Mathew Aquilina, Clinical Team Manager at Gidget Foundation Australia, emphasizes the often-overlooked nature of these struggles. ‘While some symptoms overlap with mothers, many dads experience depression differently, often presenting as irritability, anger, or emotional detachment,’ he explains. ‘It’s important to recognise that men and non-birthing partners can also experience significant distress during the perinatal period, even if it doesn’t fit conventional expectations.’
Aquilina highlights the need for fathers to be vigilant about their mental health, noting that symptoms such as persistent low mood, overwhelm, anxiety, or unusual irritability for more than two weeks may indicate a deeper issue. ‘Fathers may lose interest in things they once enjoyed, feel disconnected from their partner or baby, or struggle with motivation,’ he says.

Other signs include sleep disturbances unrelated to the baby, difficulty concentrating, or physical aches with no clear cause.

Yet, despite the availability of resources, a significant barrier persists: stigma.

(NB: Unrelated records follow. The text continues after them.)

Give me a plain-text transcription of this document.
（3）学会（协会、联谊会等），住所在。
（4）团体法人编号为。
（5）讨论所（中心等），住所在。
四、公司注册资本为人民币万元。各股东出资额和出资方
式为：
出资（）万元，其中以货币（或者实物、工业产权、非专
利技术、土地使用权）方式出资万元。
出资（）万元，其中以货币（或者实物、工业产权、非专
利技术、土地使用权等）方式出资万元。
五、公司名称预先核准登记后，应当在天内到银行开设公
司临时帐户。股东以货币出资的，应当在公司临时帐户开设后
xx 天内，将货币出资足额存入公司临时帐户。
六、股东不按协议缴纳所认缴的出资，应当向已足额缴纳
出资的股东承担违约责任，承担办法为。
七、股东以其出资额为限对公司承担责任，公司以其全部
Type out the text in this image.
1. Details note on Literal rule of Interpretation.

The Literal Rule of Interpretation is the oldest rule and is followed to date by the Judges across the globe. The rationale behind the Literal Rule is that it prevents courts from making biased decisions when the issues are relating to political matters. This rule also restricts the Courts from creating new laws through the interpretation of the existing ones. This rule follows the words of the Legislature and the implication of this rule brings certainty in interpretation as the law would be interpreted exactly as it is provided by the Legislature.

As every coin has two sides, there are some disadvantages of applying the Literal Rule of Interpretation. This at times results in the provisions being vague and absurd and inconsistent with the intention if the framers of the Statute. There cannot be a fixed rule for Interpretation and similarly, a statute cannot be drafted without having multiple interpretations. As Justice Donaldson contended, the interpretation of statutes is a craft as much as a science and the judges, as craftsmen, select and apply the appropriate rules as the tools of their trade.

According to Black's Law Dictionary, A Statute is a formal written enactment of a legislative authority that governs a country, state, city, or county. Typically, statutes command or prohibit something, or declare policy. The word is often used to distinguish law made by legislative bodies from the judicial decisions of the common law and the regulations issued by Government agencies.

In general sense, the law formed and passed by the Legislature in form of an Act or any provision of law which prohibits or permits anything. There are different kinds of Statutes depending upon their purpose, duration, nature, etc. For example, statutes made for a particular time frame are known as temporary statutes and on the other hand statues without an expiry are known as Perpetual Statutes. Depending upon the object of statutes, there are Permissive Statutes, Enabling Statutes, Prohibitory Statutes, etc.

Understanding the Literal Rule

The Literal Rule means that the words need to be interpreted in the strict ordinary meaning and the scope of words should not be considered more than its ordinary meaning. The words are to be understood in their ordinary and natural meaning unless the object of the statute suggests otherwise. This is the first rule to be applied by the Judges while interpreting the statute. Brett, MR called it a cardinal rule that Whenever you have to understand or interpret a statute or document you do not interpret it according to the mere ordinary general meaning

Only 12.9 per cent of Australian men seek professional support for their mental health, compared with 21.6 per cent of women, according to the Australian Bureau of Statistics.
‘Aquiline acknowledges that cultural and generational expectations often pressure men to suppress emotions. ‘Challenging these views requires open discussion and reassurance that seeking help is not a sign of weakness but of strength,’ he insists. ‘Importantly, acknowledging that something feels wrong is often the most powerful first step toward recovery.’ His words resonate with Trent’s experience, a reminder that vulnerability, far from being a weakness, is a crucial component of healing.

As the narrative of paternal mental health continues to evolve, stories like Trent’s serve as both a cautionary tale and a beacon of hope, urging fathers everywhere to seek support and embrace the journey toward wholeness.